A quick guide to: harvesting rainwater

Capturing rainwater for use in your business can be a simple way of saving money and conserving natural resources. We look at how it’s done, what it costs and some issues to consider.

Why harvest rainwater?

  • It’s sustainable, easy and cheap
  • It may reduce the risk of flooding when used as part of a sustainable urban drainage strategy
  • It helps avoid water shortages
  • It can save you money

Storing rainwater for future use requires little more than a large tank or container and a method of directing rainwater from your roof into it, usually via gutters and pipework. The water is filtered, then pumps are used to move it to where it’s needed. The amount you can harvest depends on how large your roof area is and, of course, the weather.

Commercial rainwater harvesting

With water demand increasing and costs rising, many UK businesses are adopting rainwater harvesting systems to help manage the variable costs of water supply. Water independence also improves a company’s sustainability credentials.
A commercial system can have very short payback periods, making it a cost-effective solution for many offices and industrial buildings.

Rainwater harvesting for agriculture

The farming sector is a heavy consumer of water, but it also already routinely collects and uses rainwater to supplement the mains supply.

The livestock industry, for instance, consumes huge volumes of water, predominantly for cleaning and drinking. More than 100 litres can be used per animal per day, according to past figures from the Environment Agency.

Rainwater harvesting enables producers to collect ‘free’ water, and with new and improved technologies in filtration, pumping and storage, systems are easy to use and maintain.

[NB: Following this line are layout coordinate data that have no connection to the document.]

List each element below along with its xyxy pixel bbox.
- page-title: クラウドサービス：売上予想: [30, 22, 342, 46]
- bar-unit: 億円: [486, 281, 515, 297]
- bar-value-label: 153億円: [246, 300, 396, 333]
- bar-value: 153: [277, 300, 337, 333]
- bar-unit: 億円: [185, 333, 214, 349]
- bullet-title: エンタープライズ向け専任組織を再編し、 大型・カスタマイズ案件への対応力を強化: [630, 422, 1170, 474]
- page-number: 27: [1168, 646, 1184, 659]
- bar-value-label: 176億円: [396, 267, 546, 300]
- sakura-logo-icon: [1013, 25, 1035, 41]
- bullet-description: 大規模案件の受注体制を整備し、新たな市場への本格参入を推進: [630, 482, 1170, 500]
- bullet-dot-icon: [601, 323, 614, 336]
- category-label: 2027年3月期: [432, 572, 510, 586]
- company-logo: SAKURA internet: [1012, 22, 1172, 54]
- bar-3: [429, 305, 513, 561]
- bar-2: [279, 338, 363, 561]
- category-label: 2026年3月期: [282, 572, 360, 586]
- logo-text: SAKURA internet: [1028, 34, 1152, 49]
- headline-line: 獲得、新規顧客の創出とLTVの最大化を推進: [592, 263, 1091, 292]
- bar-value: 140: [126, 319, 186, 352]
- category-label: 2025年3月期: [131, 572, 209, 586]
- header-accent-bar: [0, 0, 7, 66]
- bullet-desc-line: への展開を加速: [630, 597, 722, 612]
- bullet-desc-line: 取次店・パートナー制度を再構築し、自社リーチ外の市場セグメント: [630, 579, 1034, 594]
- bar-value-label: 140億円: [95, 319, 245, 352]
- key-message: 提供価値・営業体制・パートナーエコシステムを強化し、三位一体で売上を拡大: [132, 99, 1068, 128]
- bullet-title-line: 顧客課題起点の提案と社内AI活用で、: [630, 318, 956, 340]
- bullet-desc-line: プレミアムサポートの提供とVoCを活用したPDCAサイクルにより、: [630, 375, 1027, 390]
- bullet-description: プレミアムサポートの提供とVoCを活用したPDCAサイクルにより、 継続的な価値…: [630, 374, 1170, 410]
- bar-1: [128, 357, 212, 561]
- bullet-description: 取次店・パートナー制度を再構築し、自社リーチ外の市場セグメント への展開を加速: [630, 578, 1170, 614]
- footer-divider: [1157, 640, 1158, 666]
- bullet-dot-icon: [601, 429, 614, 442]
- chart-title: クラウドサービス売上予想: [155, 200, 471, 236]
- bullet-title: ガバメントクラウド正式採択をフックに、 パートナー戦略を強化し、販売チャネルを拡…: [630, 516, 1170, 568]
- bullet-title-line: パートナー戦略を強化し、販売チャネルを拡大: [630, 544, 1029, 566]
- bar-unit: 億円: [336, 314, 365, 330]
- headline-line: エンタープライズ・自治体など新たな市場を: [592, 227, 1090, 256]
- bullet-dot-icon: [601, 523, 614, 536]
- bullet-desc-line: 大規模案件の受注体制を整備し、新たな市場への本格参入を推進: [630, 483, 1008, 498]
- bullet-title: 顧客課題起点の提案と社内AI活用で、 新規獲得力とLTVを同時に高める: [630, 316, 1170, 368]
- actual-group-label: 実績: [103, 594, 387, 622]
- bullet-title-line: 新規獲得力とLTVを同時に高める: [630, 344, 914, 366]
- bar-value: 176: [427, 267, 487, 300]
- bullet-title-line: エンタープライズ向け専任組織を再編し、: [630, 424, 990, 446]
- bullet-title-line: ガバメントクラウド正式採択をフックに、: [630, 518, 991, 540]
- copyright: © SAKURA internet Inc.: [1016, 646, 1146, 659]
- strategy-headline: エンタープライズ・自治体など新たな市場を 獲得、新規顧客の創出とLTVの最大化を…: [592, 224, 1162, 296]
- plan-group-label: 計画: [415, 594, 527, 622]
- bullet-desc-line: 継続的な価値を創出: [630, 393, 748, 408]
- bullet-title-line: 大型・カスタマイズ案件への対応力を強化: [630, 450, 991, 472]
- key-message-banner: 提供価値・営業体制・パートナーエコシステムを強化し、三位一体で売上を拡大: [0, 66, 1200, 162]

Rainwater Harvesting: an on-farm guide (Environment Agency, 2009) says that “in addition to using water more wisely, rainwater harvesting is a way of reducing your reliance on mains water, or on your borehole or spring. Making use of the rain that falls on your farm buildings can save you money. 

Rainwater harvesting might not be suitable for everyone. But even if it cannot supply all your water needs it’s still worth thinking about. It can reduce your costs and help reduce your environmental impact.

Why should I start harvesting rainwater now?

Flood events are growing increasingly common in Britain, and the stark environmental and economic impacts are obvious. But measures to alleviate the damaging effects of flooding can have a counter-effect and create water shortages in dry periods.
There is already pressure on UK water supplies, says the Environment Agency, and this will worsen as the population grows and rainfall patterns change.
Harvesting rainwater can help reduce flooding as part of a larger drainage strategy, relieves pressure on water supplies and provides individuals and businesses with a more sustainable, cheap source of water.

Do I need a licence to harvest rainwater?

The short answer is no. No licence is required to collect, store, and use rainwater. However, you may need a water abstraction licence if you wish to combine harvested rainwater with ground or surface water from certain sources.

How much does a rainwater harvesting system cost?

According to the UK Rainwater Management Association, the cost of an average, fully functioning domestic system will be between £2,000 and £3,000, excluding the price of installation.

A commercial system for a small business can be around the same price as a domestic system, while the cost of a larger commercial system can rise to £10,000 or more. But if your business consumes a high volume of water, harvesting rainwater can provide a significant saving in a short period.

“It is important to consider all the costs, including both capital and maintenance costs, to determine the difference a rainwater harvesting system can make,” says the Environment Agency’s on-farm guide. “You will need to assess your current energy use for pumping water and compare it to the planned system.”